Comprendre les mécanismes de co-évolution qui guident la chimie des plantes est essentiel pour appréhender la façon dont fonctionne la nature. Étudier les interactions au niveau des communautés, en y incluant l’intervention des symbiontes dans la chimie de la plante, permet d’envisager des solutions durables dans la gestion des interactions plante-insectes, essentielles à la conservation de la biodiversité, à la protection des cultures et à la pollinisation.

Projet postdoctoral

Contraindre les insectes au transport de matériel génétique d’une plante à l’autre a permis la mise en place de nombreuses adaptations originales.
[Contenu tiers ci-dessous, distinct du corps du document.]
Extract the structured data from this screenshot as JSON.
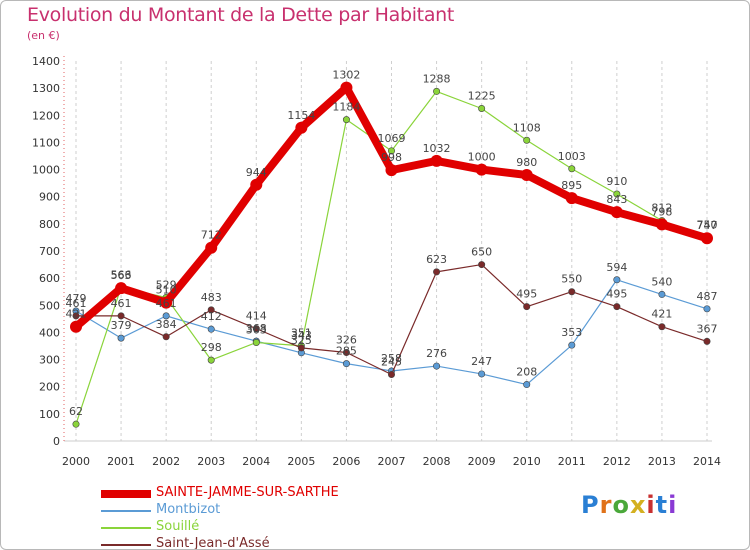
{
  "title": "Evolution du Montant de la Dette par Habitant",
  "subtitle": "(en €)",
  "logo_text": "Proxiti",
  "chart_data": {
    "type": "line",
    "title": "Evolution du Montant de la Dette par Habitant",
    "subtitle": "(en €)",
    "xlabel": "",
    "ylabel": "",
    "x": [
      2000,
      2001,
      2002,
      2003,
      2004,
      2005,
      2006,
      2007,
      2008,
      2009,
      2010,
      2011,
      2012,
      2013,
      2014
    ],
    "ylim": [
      0,
      1400
    ],
    "yticks": [
      0,
      100,
      200,
      300,
      400,
      500,
      600,
      700,
      800,
      900,
      1000,
      1100,
      1200,
      1300,
      1400
    ],
    "grid": "vertical dashed",
    "legend_position": "bottom-left",
    "series": [
      {
        "name": "SAINTE-JAMME-SUR-SARTHE",
        "color": "#e00000",
        "values": [
          421,
          563,
          510,
          712,
          944,
          1154,
          1302,
          998,
          1032,
          1000,
          980,
          895,
          843,
          798,
          747
        ]
      },
      {
        "name": "Montbizot",
        "color": "#5b9bd5",
        "values": [
          479,
          379,
          461,
          412,
          368,
          325,
          285,
          258,
          276,
          247,
          208,
          353,
          594,
          540,
          487
        ]
      },
      {
        "name": "Souillé",
        "color": "#8ad43a",
        "values": [
          62,
          566,
          529,
          298,
          363,
          351,
          1184,
          1069,
          1288,
          1225,
          1108,
          1003,
          910,
          812,
          750
        ]
      },
      {
        "name": "Saint-Jean-d'Assé",
        "color": "#7a2a2a",
        "values": [
          461,
          461,
          384,
          483,
          414,
          343,
          326,
          245,
          623,
          650,
          495,
          550,
          495,
          421,
          367
        ]
      }
    ]
  }
}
Les plantes du genre Arum piègent régulièrement des pollinisateurs par le biais de production de chaleur et l’émission de volatiles aux flagrances de déjections type bouse ou crottin. Notre objective est de mesurer les conséquences évolutives de l’écologie chimique impliquée dans cette stratégie de reproduction croisée : la pollinisation par duperie.

Domaines de recherche

  • Pollinisation par duperie chez Arum lilies
  • Effets de la fixation d’azote sur les cascades tritrophiques dans le contexte de symbiose légumineuses- Rhizobia
  • Rôle du nectar extrafloral dans les mécanismes de défense indirecte plante-fourmi.